Our study was conducted in a developing rat model, which exhibits some differences from the immature human. Specifically, spontaneous, prolonged apnea does not occur in rat pups; hence, a direct effect of bilirubin on apnea of prematurity could not be demonstrated in this study. However, abnormalities in respiratory control, including an altered hypercapnic response, have been observed in apneic infants (16). Therefore, we speculate that bilirubin-induced damage to autonomic pathways in the brainstem or peripheral nervous system could contribute to vulnerability to sleep apnea in previously jaundiced premature infants.

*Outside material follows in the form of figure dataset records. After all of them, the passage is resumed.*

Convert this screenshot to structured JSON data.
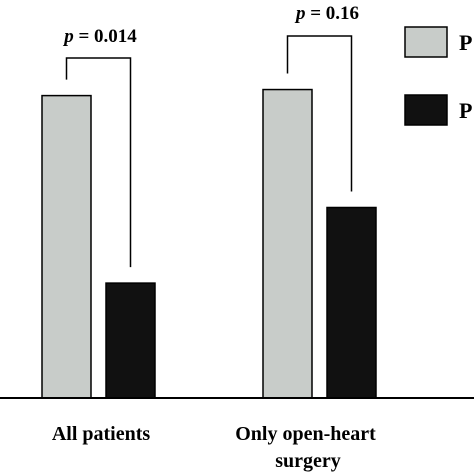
{
  "chart_data": {
    "type": "bar",
    "categories": [
      "All patients",
      "Only open-heart surgery"
    ],
    "category_lines": [
      [
        "All patients"
      ],
      [
        "Only open-heart",
        "surgery"
      ]
    ],
    "series": [
      {
        "legend_label": "P",
        "color": "#c8ccc9",
        "values": [
          100,
          102
        ]
      },
      {
        "legend_label": "P",
        "color": "#111111",
        "values": [
          38,
          63
        ]
      }
    ],
    "ylim": [
      0,
      125
    ],
    "grid": false,
    "legend_position": "top-right",
    "annotations": [
      {
        "p_prefix": "p",
        "p_value": " = 0.014",
        "category_index": 0
      },
      {
        "p_prefix": "p",
        "p_value": " = 0.16",
        "category_index": 1
      }
    ]
  }
}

In this study, measurement of respiratory function occurred at 24 h after bilirubin injection. It remains to be shown whether lower doses of bilirubin than that we used could produce alteration of control of breathing, and whether disordered breathing would persist for a more prolonged period in the developing rat pup. Furthermore, detailed exploration of the dose-response to hypercapnia, as well as the response of the pups to intermittent hypoxia could better define the alteration in ventilatory control produced by hyperbilirubinemia.

In light of our observations, we speculate that there may be a role for the treatment of hyperbilirubinemia as a mechanism for diminishing the incidence of apnea in premature infants. This possible correlation requires further study both in animal models and in clinical trials.